By Rabbi Marvin Hier, SWC Founder and Dean
As the head of the Simon Wiesenthal Center, I’ve lead many missions to Holocaust sites, all terribly sad and emotionally draining but educationally meaningful. The exception, I promised myself that I would never return too was Wannsee. That palatial house still sitting on the outskirts of Berlin where on January 20, 1942 fourteen high ranking Nazi officials,six of them with PhDs from leading German University’s sat down to plan the ‘final solution’, the extermination of all of Europe’s Jews, amongst them members of my family. There sat not street goons but educated intellectuals who even toasted each other on their great accomplishment. As Heinrich Himmler, one of the most powerful man at that time put it some months later, “I want to talk to you ...on a very grave matter...the extermination of the Jewish race...most of you know what it means when one hundred corpses are lying side by side...to have remained decent fellows...this is a page of glory in our history….”
Although the Nazi surrender to the Allies formally ending World War II took place on May 8th, 1945, for Adolf Hitler it really ended on this day, 76 years ago, on July 20, 1944, the day Colonel Claus Von Staufenberg planted a bomb in the Nazi leaders conference room in the Fuhrerbunker in Berlin. The bomb was pushed away at the last minute by one of the attendees allowing Hitler to escape with only a slight wound. But, truth be told, that day ended Hitler’s reign. From then on, reeling from the successful Allied landings in Normandy, Hitler knew his end was near. Never again would he able to trust even his closest aides or feel secure enough to attempt a good nights sleep. Indeed from that day on, Adolf Hitler never again addressed the German people at a public rally anywhere in Germany. The man who loved the Zeig Heils from the masses would never hear them again. How ironic it is that Hitler’s most guarded secret was the meeting in Wannsee to exterminate Europe’s Jews.
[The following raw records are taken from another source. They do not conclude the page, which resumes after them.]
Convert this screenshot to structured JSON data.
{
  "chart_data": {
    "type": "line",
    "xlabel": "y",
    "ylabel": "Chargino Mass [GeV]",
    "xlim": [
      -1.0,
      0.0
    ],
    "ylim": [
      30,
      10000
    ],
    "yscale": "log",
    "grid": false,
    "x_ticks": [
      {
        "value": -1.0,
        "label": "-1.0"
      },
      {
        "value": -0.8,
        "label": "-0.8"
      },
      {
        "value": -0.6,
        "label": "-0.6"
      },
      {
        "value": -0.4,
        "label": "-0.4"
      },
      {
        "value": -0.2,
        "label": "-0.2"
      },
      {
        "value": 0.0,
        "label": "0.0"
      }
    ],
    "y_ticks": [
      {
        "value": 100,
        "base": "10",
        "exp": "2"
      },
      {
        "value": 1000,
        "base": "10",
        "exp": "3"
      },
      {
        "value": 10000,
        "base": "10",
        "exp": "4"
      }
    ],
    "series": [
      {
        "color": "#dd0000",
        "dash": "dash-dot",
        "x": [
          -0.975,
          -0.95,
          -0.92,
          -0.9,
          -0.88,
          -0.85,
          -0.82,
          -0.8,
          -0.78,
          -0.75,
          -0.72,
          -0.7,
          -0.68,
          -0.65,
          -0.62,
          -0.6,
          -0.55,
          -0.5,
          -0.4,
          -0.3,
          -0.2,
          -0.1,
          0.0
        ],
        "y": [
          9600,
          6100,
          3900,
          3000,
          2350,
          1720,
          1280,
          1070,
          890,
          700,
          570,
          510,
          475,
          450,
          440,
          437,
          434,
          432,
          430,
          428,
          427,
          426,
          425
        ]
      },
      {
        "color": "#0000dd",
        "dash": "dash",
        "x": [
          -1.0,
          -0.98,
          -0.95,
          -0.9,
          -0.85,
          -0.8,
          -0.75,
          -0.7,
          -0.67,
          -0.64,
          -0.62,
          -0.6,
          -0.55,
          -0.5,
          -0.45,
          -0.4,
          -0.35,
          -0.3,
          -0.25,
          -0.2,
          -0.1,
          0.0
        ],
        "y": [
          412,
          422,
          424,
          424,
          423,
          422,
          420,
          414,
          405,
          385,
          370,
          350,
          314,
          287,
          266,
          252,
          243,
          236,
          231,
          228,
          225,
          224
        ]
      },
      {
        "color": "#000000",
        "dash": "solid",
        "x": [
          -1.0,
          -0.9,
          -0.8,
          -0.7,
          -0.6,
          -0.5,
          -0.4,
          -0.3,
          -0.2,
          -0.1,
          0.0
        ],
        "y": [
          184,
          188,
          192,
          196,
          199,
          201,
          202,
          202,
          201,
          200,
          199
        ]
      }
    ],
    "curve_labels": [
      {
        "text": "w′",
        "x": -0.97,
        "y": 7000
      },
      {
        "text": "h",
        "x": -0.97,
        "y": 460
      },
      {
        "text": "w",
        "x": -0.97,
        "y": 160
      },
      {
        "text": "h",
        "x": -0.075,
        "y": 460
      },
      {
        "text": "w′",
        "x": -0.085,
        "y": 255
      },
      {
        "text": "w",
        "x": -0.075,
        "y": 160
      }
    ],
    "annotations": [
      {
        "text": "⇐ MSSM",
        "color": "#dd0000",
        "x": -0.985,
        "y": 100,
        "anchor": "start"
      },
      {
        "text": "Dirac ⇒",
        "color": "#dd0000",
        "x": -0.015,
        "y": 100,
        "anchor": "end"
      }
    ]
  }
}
Stauffenberg, left, with Hitler (centre) and Wilhelm Keitel, right, in an aborted attempt at Rastenburg on 15 July 1944.
As destiny would have it, a few weeks after D-Day in July of 1944, Claus Von Stauffenberg held many meetings in his home planning Hitler’s assassination, the very same home located in the city of Wannasee, where the destruction of the Jewish people had been planned a few years earlier. At 6 AM on July 20, he left to carry out the sacred mission of ending the reign of the most notorious murderer in the history of humankind.